Дженна и Грейсон переглянулись. На улице был полдень, и хотя день выдался пасмурным — было светло. Было светло хотя бы элементарно и потому, что в палате горели приборы, и был включен свет.
— Елена, сейчас папа позовет врача…
Девушка замерла, а ее скрюченные пальцы — как ветки на стене у Деймона — замерли в бездвижии. А потом Елена сама сообразила — должны светиться датчики, красная кнопка для вызова медсестры, свет из коридора.
Но этого не было.
И Гилберт схватилась за края кровати скрюченными пальцами здоровой руки, изгибаясь и разрываясь в истошном вопле.
====== Глава 39. Прощание ======
1.
Бонни сидела в зале. Она смотрела в стену, сверля ее взглядом и спокойно — или маскируя раздражение под спокойствием — ожидала ответа. Вообще-то такие вопросы не решаются с бухты-барахты, но кто мог диктовать правила Бонни? Если она что-то и вбила себе в голову, то это надолго.
— Слушай, — видимо, она все-таки маскировалась, — я же не заставляю тебя спать с ней.
Он усмехнулся. Он хотел было подняться, но расхаживать взад-вперед было не в его компетенции, да и выдавать свое волнение — тоже. В конце концов, все действительно осталось в прошлом. Старые правила нарушены, новые — прописаны, так чего теперь горевать о потонувших кораблях?
Корабли были чертовски привлекательны, нужно сказать.
— Послушай, между нами ничего не было.
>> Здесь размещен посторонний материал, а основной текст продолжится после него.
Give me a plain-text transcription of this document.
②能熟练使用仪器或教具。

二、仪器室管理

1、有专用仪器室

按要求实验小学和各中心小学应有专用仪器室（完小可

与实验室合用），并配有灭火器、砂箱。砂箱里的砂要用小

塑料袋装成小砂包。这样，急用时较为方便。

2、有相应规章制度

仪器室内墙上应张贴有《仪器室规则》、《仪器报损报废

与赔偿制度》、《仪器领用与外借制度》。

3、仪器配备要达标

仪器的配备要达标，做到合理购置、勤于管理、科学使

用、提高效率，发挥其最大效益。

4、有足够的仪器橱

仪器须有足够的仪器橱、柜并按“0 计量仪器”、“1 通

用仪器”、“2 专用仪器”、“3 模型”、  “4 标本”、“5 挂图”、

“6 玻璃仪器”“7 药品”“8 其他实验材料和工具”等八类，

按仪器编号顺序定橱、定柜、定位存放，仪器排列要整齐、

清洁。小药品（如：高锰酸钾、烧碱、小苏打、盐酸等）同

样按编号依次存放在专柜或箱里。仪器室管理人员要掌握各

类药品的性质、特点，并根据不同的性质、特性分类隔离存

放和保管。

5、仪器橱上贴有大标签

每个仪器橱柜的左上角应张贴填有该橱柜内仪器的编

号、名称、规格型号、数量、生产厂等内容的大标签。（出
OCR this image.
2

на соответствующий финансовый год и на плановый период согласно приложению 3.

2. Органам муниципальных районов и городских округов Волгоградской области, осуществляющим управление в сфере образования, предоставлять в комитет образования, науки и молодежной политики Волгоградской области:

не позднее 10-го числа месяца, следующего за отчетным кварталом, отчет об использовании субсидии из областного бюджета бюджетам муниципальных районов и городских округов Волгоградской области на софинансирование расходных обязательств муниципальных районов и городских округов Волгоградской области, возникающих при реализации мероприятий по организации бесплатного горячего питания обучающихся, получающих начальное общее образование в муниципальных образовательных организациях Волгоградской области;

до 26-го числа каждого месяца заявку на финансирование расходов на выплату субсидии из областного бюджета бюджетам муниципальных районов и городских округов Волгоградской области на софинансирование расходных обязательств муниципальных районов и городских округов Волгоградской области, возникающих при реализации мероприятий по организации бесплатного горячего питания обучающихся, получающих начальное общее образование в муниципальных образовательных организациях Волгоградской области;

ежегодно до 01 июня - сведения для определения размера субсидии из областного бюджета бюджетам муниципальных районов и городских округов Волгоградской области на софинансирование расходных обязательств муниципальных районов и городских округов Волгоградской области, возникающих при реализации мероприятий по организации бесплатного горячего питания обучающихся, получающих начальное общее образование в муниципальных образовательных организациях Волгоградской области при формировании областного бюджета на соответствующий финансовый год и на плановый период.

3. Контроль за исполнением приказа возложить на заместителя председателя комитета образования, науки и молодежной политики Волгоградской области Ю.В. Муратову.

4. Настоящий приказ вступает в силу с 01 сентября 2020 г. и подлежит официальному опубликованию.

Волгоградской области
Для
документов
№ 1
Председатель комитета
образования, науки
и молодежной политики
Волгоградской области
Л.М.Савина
Ладно? У нее своя жизнь, у меня — своя. У нее свой мир, у меня — свой. Мы выяснили все отношения…
— Да не надо ничего выяснять, — произнесла Бонни, переводя свой сверлящий взгляд на Сальваторе. Видеть его без сигарет было несколько непривычно. Деймон сам ощущал себя несколько скованно — словно у него появилось в распоряжении несколько свободных часов. — Просто… Не знаю, мне жаль ее.